– По‑моему, это уже не имеет особого значения...
У меня даже дыхание перехватило, когда именно там, где мне чудилось свечение, не больше чем в четырех сотнях ярдов от нас, бурную ледяную реку вдруг пробила ярко пылающая ракета, – оставляя позади искрящийся след, она унеслась высоко‑высоко прямо в чистое небо. Она поднялась на пять или шесть сотен футов над нами и там взорвалась, рассыпавшись ослепительно яркими красными звездочками, ураганный ветер подхватил эти звездочки и понес на запад, и они, постепенно угасая, стали медленно опускаться на землю, оставляя небо гораздо более пустым и холодным.
– Ну? Что теперь скажете? Имеет значение, куда идти? – спросил я у Хансена. – Или, может, вы и этого не заметили?
– То, что я только что видел, – благоговейно произнес лейтенант, это самое прекрасное зрелище, которое сын моей дорогой матушки когда‑нибудь видел... И когда‑нибудь еще увидит! – Он хлопнул меня по спине так, что я едва не свалился с тороса. – Мы сделали это, док! – заорал он во все горло.
– Мы это сделали! Ты смотри, откуда и силы взялись! О дом, наш дом, наш милый дом! К тебе идем, к тебе идем!..
Через десять минут мы были уже дома.
Глава 6
– О Господи, как здесь чудесно, – вздохнул Хансен в счастливом ошеломлении, переводя взгляд с капитана на меня, потом на стакан в своей руке, на капли воды, стекающие с меховой одежды, на потолок капитанской каюты и снова на капитана. – Тепло, светло, уютно – о дом, мой милый дом!..
А я уже думал, что никогда больше его не увижу. Когда поднялась эта ракета, шкипер, я как раз высматривал местечко поудобнее, чтобы приткнуться там и помереть. И это не хиханьки, это вполне серьезно.
– А доктор Карпентер? – улыбнулся Свенсон.
– А у него что‑то не в порядке с головой, – заявил Хансен. – Он все никак не решался признать поражение. Ослиное упрямство, иначе не назовешь...
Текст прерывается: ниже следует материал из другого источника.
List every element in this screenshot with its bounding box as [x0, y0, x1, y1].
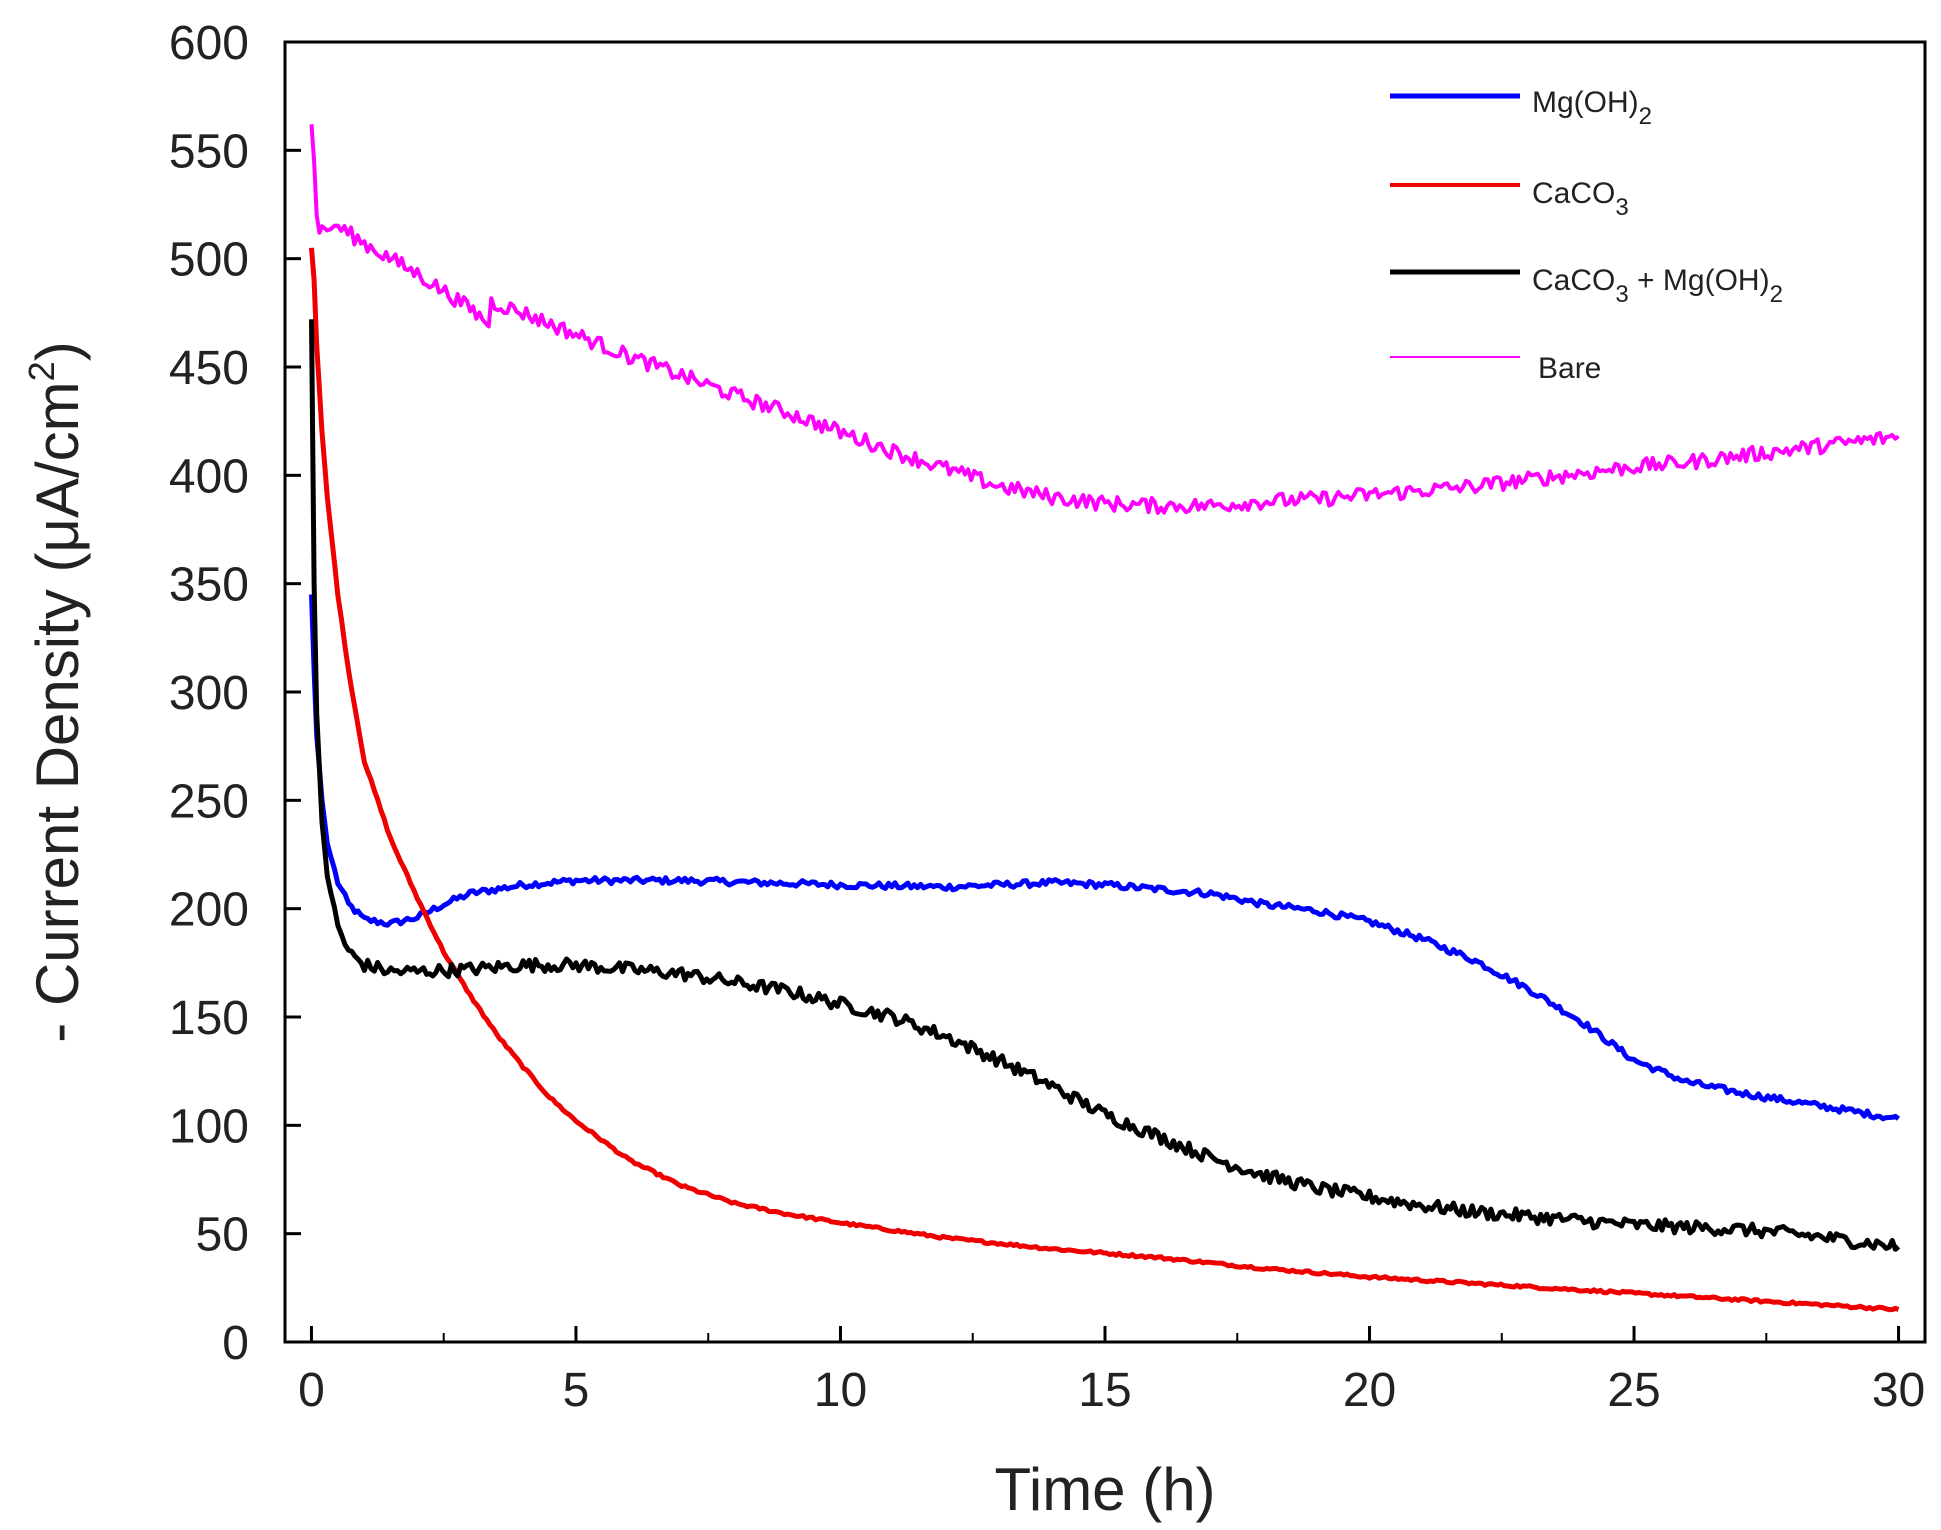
legend: Mg(OH)2 CaCO3 CaCO3 + Mg(OH)2 Bare	[1390, 86, 1783, 385]
x-tick-label-25: 25	[1607, 1364, 1660, 1417]
y-tick-label-200: 200	[169, 884, 249, 937]
x-tick-label-30: 30	[1872, 1364, 1925, 1417]
x-tick-label-5: 5	[563, 1364, 590, 1417]
y-tick-label-350: 350	[169, 559, 249, 612]
legend-label-caco3-mgoh2: CaCO3 + Mg(OH)2	[1532, 264, 1783, 308]
legend-entry-mgoh2: Mg(OH)2	[1390, 86, 1652, 130]
y-tick-label-550: 550	[169, 125, 249, 178]
series-line-0	[309, 594, 1901, 1122]
legend-label-bare: Bare	[1538, 352, 1601, 385]
y-tick-label-0: 0	[222, 1317, 249, 1370]
series-line-3	[309, 124, 1900, 515]
y-tick-label-450: 450	[169, 342, 249, 395]
y-tick-label-250: 250	[169, 775, 249, 828]
x-axis-ticks: 0 5 10 15 20 25 30	[298, 1326, 1925, 1417]
y-tick-label-400: 400	[169, 450, 249, 503]
x-tick-label-0: 0	[298, 1364, 325, 1417]
x-axis-title: Time (h)	[994, 1456, 1215, 1523]
legend-label-caco3: CaCO3	[1532, 177, 1629, 221]
legend-entry-caco3-mgoh2: CaCO3 + Mg(OH)2	[1390, 264, 1783, 308]
y-tick-label-150: 150	[169, 992, 249, 1045]
legend-entry-caco3: CaCO3	[1390, 177, 1629, 221]
x-tick-label-10: 10	[814, 1364, 867, 1417]
y-tick-label-600: 600	[169, 17, 249, 70]
legend-label-mgoh2: Mg(OH)2	[1532, 86, 1652, 130]
series-lines	[309, 124, 1901, 1313]
y-tick-label-100: 100	[169, 1100, 249, 1153]
y-tick-label-50: 50	[196, 1209, 249, 1262]
series-line-2	[309, 319, 1901, 1252]
x-tick-label-20: 20	[1343, 1364, 1396, 1417]
plot-frame	[283, 40, 1927, 1344]
y-axis-title: - Current Density (μA/cm2)	[21, 341, 91, 1042]
series-line-1	[309, 247, 1900, 1313]
legend-entry-bare: Bare	[1390, 352, 1601, 385]
y-tick-label-300: 300	[169, 667, 249, 720]
y-tick-label-500: 500	[169, 234, 249, 287]
y-axis-ticks: 0 50 100 150 200 250 300 350 400 450 500 550 600	[169, 17, 301, 1370]
x-tick-label-15: 15	[1078, 1364, 1131, 1417]
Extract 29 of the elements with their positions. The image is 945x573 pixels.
Хансен говорил так бессвязно, ни к селу ни к городу, не потому, что испытывал ошеломляющее облегчение и раскрепощенность, такие обычные для людей, только что переживших стресс и величайшее напряжение сил. Он был слишком крепок духом для этого. Это знали и я, и Свенсон. Тем более, что мы уже минут двадцать как вернулись на корабль, успели все рассказать, напряжение спало, спасательная операция близилась к счастливому завершению, и жизнь постепенно обретала свои привычные, будничные формы. Но когда опасность позади и все входит в нормальную колею, человеку свойственно возвращаться мыслями в пережитое. Я прекрасно знал, что стоит сейчас у Хансена перед глазами: обугленное, изуродованное, бесформенное тело того, кто когда‑то был моим братом. Он не хотел, чтобы я говорил об этом, он не хотел, чтобы я даже думал об этом, хотя, разумеется, отлично понимал, что это выше моих сил. Люди с добрым сердцем очень часто бывают внешне именно такими – жесткими, суровыми, даже язвительными: добрые люди не любят щеголять своей добротой.
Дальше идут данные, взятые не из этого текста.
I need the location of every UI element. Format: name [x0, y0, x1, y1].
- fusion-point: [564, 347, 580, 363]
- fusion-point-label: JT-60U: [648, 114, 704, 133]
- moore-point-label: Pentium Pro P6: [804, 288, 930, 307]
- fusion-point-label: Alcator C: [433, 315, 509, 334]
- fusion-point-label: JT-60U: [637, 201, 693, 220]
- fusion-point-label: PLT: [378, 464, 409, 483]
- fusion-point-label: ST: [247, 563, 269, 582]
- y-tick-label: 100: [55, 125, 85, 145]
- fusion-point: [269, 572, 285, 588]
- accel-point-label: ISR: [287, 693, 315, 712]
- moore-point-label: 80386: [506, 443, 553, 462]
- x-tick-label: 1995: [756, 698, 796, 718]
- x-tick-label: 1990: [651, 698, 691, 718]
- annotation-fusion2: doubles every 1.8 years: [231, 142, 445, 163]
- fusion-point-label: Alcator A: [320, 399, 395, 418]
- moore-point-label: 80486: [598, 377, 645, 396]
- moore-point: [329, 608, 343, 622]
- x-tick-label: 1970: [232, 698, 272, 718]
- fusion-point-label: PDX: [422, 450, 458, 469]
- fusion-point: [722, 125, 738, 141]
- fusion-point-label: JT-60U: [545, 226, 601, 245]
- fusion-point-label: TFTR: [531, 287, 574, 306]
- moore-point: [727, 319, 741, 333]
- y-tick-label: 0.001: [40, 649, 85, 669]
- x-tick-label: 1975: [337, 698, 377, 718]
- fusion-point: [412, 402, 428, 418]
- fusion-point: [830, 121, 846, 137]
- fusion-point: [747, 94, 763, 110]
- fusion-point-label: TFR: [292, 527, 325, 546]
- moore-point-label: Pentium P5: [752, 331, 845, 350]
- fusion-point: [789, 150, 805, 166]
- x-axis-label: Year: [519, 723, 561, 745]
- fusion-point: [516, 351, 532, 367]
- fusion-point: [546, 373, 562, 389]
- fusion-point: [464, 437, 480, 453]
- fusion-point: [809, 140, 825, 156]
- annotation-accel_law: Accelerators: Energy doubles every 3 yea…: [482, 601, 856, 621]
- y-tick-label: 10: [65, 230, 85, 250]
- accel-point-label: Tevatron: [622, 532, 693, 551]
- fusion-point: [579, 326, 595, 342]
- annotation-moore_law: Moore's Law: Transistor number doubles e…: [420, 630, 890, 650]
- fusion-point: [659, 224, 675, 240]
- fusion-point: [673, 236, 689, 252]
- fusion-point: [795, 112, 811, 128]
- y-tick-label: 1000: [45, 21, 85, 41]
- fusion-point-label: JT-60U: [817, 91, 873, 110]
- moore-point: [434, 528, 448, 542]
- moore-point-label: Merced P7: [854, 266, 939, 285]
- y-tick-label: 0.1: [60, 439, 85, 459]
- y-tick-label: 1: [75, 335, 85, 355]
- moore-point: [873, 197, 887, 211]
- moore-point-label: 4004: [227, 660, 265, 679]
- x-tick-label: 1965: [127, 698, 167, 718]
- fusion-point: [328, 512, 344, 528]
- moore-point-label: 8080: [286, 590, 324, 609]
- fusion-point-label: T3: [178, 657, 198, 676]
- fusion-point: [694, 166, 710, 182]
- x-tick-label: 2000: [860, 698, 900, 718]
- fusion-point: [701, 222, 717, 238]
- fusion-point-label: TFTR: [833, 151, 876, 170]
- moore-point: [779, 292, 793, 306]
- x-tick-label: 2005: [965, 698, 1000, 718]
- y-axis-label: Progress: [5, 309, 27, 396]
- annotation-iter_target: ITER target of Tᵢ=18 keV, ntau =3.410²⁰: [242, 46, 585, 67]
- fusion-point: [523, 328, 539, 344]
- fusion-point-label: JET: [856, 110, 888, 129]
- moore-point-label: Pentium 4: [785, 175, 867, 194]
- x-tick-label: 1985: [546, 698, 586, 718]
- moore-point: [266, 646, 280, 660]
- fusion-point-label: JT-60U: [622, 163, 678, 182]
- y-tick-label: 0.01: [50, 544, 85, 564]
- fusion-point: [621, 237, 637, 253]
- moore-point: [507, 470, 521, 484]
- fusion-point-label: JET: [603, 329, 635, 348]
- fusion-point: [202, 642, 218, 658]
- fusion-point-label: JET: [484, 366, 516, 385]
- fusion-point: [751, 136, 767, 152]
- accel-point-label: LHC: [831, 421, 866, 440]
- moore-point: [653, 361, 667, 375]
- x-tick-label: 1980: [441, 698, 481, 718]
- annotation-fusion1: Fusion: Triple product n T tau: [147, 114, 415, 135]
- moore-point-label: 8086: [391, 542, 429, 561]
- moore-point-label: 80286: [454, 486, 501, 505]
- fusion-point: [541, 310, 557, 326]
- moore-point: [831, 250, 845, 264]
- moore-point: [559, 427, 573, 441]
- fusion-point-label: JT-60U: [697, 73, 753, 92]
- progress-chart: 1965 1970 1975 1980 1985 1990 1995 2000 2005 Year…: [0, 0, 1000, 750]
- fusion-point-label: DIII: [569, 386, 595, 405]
– Как бы там ни было, – снова улыбнулся Свенсон, – вы оба можете считать себя самыми везучими людьми на земле. Ракета, которую вы заметили, была у нас из третьей серии, последней перед погружением, мы и так их пускали около часа... Так вы уверены, что Ролингс, Забринский и уцелевшие полярники пока в безопасности?
– Дня два не о чем беспокоиться, – заверил Хансен. – Все будет в порядке. Конечно, там холодрыга, и многим из них желательно поскорее попасть в госпиталь, но их жизнь пока в безопасности.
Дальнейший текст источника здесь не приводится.